Currently, the items -- football tickets, 12th Man towels, rosaries and much more -- sit in more than 300 boxes stored in a temperature-controlled storage facility off Agronomy Road. Each item has been photographed and given a barcode. Some were placed in deep freeze when first collected, others meticulously cleaned for months to remove dirt, mud and mold.
The collection is important not only in the context of the Aggie community, but also in the context of impromptu memorials, said Patricia Clabaugh, an associate director of the Texas A&M University Press and former curator for the department of anthropology. In 2000, she led the documentation of the items with Sylvia Grider, an anthropology professor who has since retired.
Unlike the bonfire's unplanned shrine, many such memorials that spring up after disasters aren't carefully taken apart, documented and stored.
"It's really the only collection," she said. "No collection like that has ever been archived."
In 2006, the collection was brought from the anthropology department to the Cushing Memorial Library and Archives. In recent years, it's been used by researchers and for documentaries, and a few items it has been on display at the Memorial Student Center.

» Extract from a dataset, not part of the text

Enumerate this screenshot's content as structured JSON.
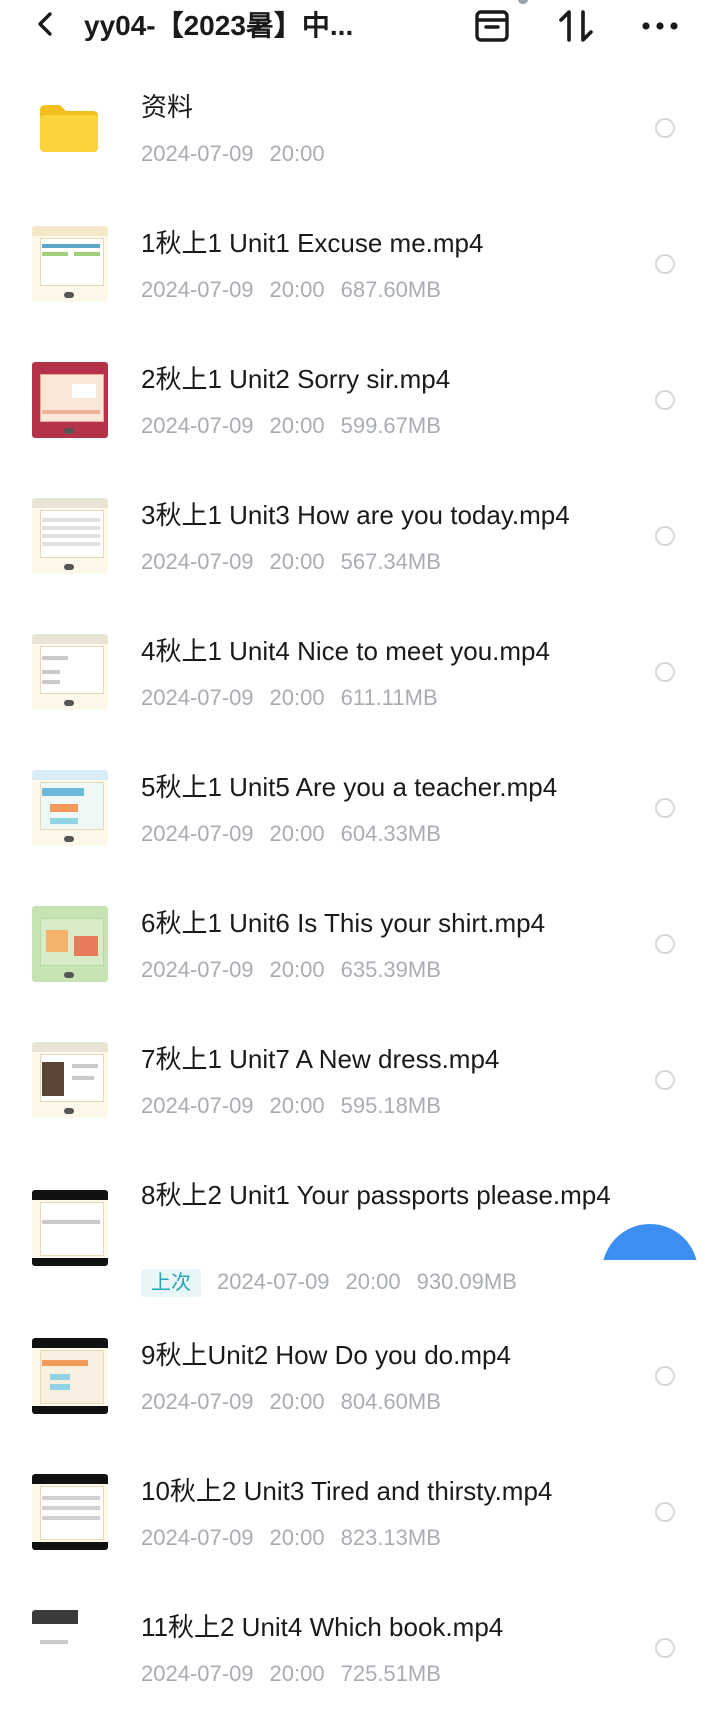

But many of the items have not been displayed since 2000 for a variety of reasons, said university archivist Greg Bailey.

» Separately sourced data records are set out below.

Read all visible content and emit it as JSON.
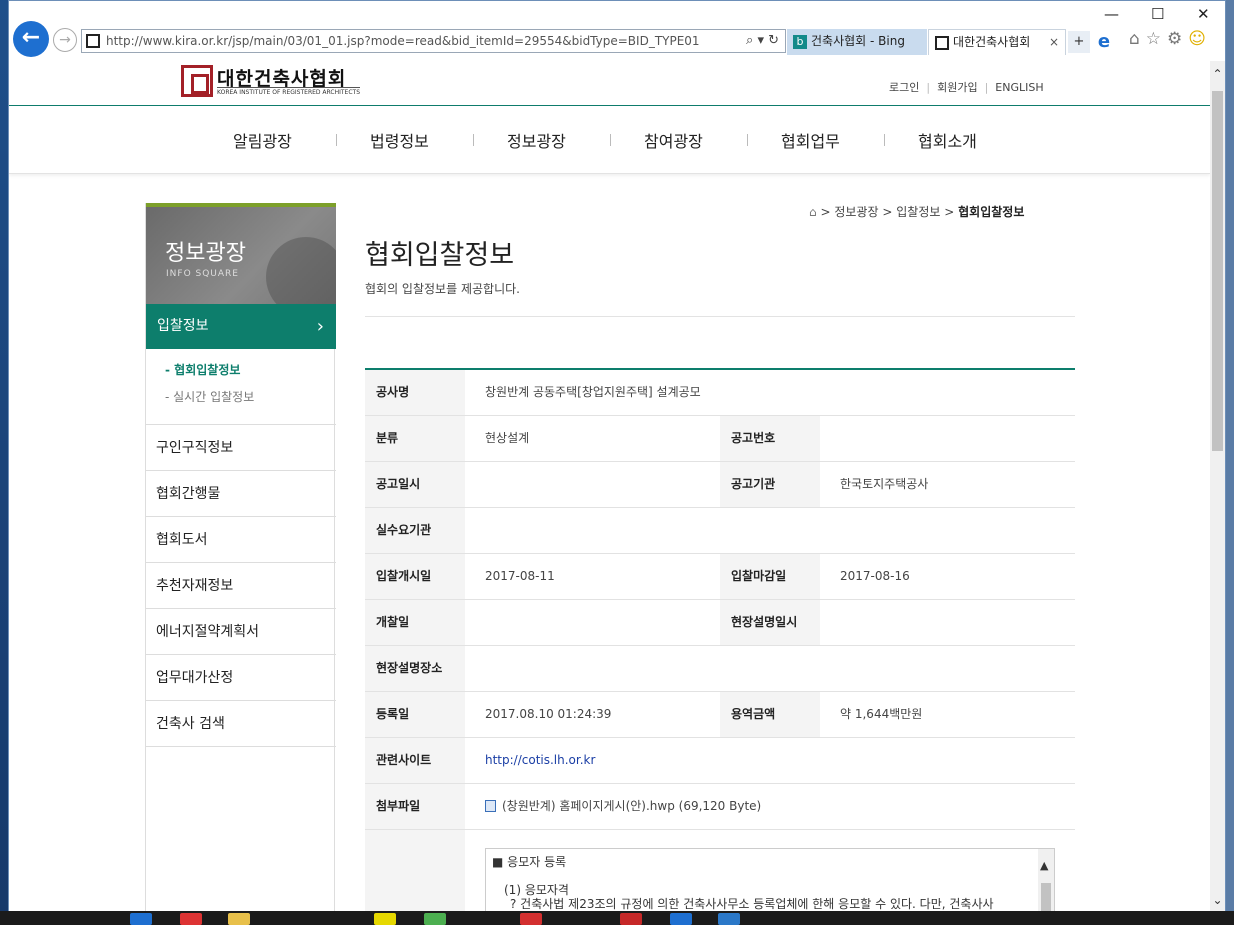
{
  "browser": {
    "url": "http://www.kira.or.kr/jsp/main/03/01_01.jsp?mode=read&bid_itemId=29554&bidType=BID_TYPE01",
    "addr_tools": "⌕ ▾ ↻",
    "tabs": [
      {
        "label": "건축사협회 - Bing",
        "icon": "b"
      },
      {
        "label": "대한건축사협회",
        "close": "×"
      }
    ],
    "window_controls": {
      "minimize": "—",
      "maximize": "☐",
      "close": "✕"
    }
  },
  "site": {
    "logo": {
      "name": "대한건축사협회",
      "english": "KOREA INSTITUTE OF REGISTERED ARCHITECTS"
    },
    "util": {
      "login": "로그인",
      "join": "회원가입",
      "english": "ENGLISH"
    },
    "gnb": [
      "알림광장",
      "법령정보",
      "정보광장",
      "참여광장",
      "협회업무",
      "협회소개"
    ],
    "lnb": {
      "hero_title": "정보광장",
      "hero_sub": "INFO SQUARE",
      "active": "입찰정보",
      "active_chevron": "›",
      "sub": [
        "- 협회입찰정보",
        "- 실시간 입찰정보"
      ],
      "items": [
        "구인구직정보",
        "협회간행물",
        "협회도서",
        "추천자재정보",
        "에너지절약계획서",
        "업무대가산정",
        "건축사 검색"
      ]
    },
    "breadcrumb": {
      "home_icon": "⌂",
      "sep": ">",
      "level1": "정보광장",
      "level2": "입찰정보",
      "current": "협회입찰정보"
    },
    "page": {
      "title": "협회입찰정보",
      "desc": "협회의 입찰정보를 제공합니다."
    },
    "detail": {
      "project_label": "공사명",
      "project_value": "창원반계 공동주택[창업지원주택] 설계공모",
      "category_label": "분류",
      "category_value": "현상설계",
      "notice_no_label": "공고번호",
      "notice_no_value": "",
      "notice_date_label": "공고일시",
      "notice_date_value": "",
      "agency_label": "공고기관",
      "agency_value": "한국토지주택공사",
      "demand_label": "실수요기관",
      "demand_value": "",
      "bid_start_label": "입찰개시일",
      "bid_start_value": "2017-08-11",
      "bid_end_label": "입찰마감일",
      "bid_end_value": "2017-08-16",
      "open_label": "개찰일",
      "open_value": "",
      "briefing_date_label": "현장설명일시",
      "briefing_date_value": "",
      "briefing_place_label": "현장설명장소",
      "briefing_place_value": "",
      "reg_label": "등록일",
      "reg_value": "2017.08.10 01:24:39",
      "amount_label": "용역금액",
      "amount_value": "약 1,644백만원",
      "site_label": "관련사이트",
      "site_value": "http://cotis.lh.or.kr",
      "file_label": "첨부파일",
      "file_value": "(창원반계) 홈페이지게시(안).hwp (69,120 Byte)",
      "memo_line1": "■ 응모자 등록",
      "memo_line2": "(1) 응모자격",
      "memo_line3": "? 건축사법 제23조의 규정에 의한 건축사사무소 등록업체에 한해 응모할 수 있다. 다만, 건축사사"
    }
  }
}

Some items are fragile. Some have mold on them and opening them up could spread the spores and harm other materials. And then there's the question of whose permission is needed for the items to be displayed to the public. "We don't want to put something out there that might offend someone's family," Bailey said. "The people who put it out there, I don't know if they expected this material to be collected and kept."
Despite his concerns, Bailey is working to see if the display Sweeney hopes for could be possible. Next week, the two will meet to discuss a month-long display in one of the art galleries on campus.
Such a display would not only be a homage to the 12 Aggies who died, but also to those who grieved for them in the days after the tragedy, Clabaugh said.
"It was such an emotional time, of course, but what really came through was the spirit of Texas A&M," she said. "Leaving something at a shrine like that, no matter what it is, you're kind of leaving a piece of yourself there, too."